ミューの部屋では話し合いが始まった。ただしライラメアにはまだ秘密にしなければならないことが多過ぎるため、しばらくの間部屋から離れてもらっている。
「あの栞は例のウェンデルの部下が持っていた物に酷似してる。だけどあんなとんでもないものがそう簡単に出回るか?あの男が持ってたのは理解できる、偽の王が持たせたんだと思えるから。でもなんで平民の女性が手紙にあんなものを仕込めるんだ?」
ミューもうーんと唸りながら考え込む。
「あの栞も栞に付いていた石も、確かにあの男が持っていたものにそっくりだけど、感じた感触はだいぶ違っていたわ。」
「どんな風に?」
思い出しながらゆっくりと答える。
「あれは、何というか、今日の石は一般的なっていうのも変だけど、ありきたりな禁忌の力を秘めた石。見るか直接触れないとそうであるかわからないくらいのもの。」
目をギュッと閉じて思い出す。
「でもあの日のあの石は、部屋の外まで力が漏れるほどの代物だった。しかも、力の動きが二重になっているような、そんな感覚だったの。」
アレイディアも首を捻る。
「どうしてそんな違いが出たんだろう。同じ栞ってことは石も同じだったんだろう?」
「うん、記憶が正しければ、ほぼ同じ大きさ、同じ色、濁った感じの黒い小さな石だった。そう考えるとあの栞の出処を探すのが先決ね。」
アレイディアと顔を見合わせる。
「じゃあヒムノの村は後回しで、とりあえずあの栞について調べよう。さっきの男に俺が会って話を聞いてくるから、ここでライラメアと待っていてくれ。」
「ありがとう、アレイディア。頼りにしてます!」
笑顔で拝むように手を合わせると、真顔になって
「なんか違う」
と言いながら部屋を出て行った。
◇ ◇ ◇ ◇ ◇ ◇ ◇
アレイディアは先ほど騒動を起こした男性と向かい合って話をしている。
「先ほどは助けていただきありがとうございました。ええと、それで何をお聞きになりたいのでしょうか?」
大きな身体でモジモジと手を合わせている様子に、アレイディアは小さな苛立ちを感じる。
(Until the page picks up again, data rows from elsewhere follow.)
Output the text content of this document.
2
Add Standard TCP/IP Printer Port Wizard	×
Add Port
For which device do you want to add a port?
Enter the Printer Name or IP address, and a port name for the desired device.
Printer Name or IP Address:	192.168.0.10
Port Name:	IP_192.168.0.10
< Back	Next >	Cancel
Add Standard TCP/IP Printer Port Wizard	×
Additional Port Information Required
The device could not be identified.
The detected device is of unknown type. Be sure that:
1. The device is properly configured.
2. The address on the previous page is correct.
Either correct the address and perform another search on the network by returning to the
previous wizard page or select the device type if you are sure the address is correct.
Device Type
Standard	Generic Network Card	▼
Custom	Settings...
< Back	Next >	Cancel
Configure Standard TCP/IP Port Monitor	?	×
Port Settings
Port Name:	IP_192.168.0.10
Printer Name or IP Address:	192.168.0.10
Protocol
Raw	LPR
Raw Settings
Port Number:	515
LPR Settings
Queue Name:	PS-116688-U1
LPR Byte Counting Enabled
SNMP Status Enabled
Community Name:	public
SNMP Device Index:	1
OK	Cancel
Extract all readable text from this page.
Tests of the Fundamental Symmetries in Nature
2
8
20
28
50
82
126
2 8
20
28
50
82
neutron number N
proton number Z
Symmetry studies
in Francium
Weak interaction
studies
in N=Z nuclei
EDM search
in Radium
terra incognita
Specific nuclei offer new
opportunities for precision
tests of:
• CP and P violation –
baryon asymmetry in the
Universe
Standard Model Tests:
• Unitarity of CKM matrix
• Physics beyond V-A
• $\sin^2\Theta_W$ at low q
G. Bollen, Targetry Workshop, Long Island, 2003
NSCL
「ああ、いえ。実はさっき見せていただいた手紙の件ですが、あの中に入っていた栞に見覚えはありますか?」
「えっと、黒い小さな石が付いているやつですよね。いや、僕は全く心当たりがないです。あ、でもこれを送ってくれた彼女に聞けばわかるかもしれません!テラトラリアの王都の端の方に住んでいるんで、会いに行って聞いてみましょうか?」
アレイディアは一瞬無言になる。
「エルナさんという方が怒るのではないですか?婚約者ですよね?」
目の前の男はヘラヘラしながら照れている。
「まあそうなんですが、その、手紙の彼女はすごく美人でして・・・ちょっとこの機会にまた会えればなと!」
アレイディアは嫌悪感を隠そうともしない。
「そうですか、まあ俺には関係無いことですが。少なくとも俺は愛する人がいて他の人に目移りすることは考えられないので不思議ではありますけど。」
男はへへへと笑う。
「ああ、あんな美人を連れていればそうでしょうねえ!どっちも美人で羨ましい!」
アレイディアはもう話す気が失せてしまい、とにかく彼女に栞の入手先を聞いてほしいと伝えた。後日王都に近い「フララ」という街で会う約束をして、そのまま別れた。
イライラする気持ちを無理やり抑えて、アレイディアはミューの待つ部屋に戻って行った。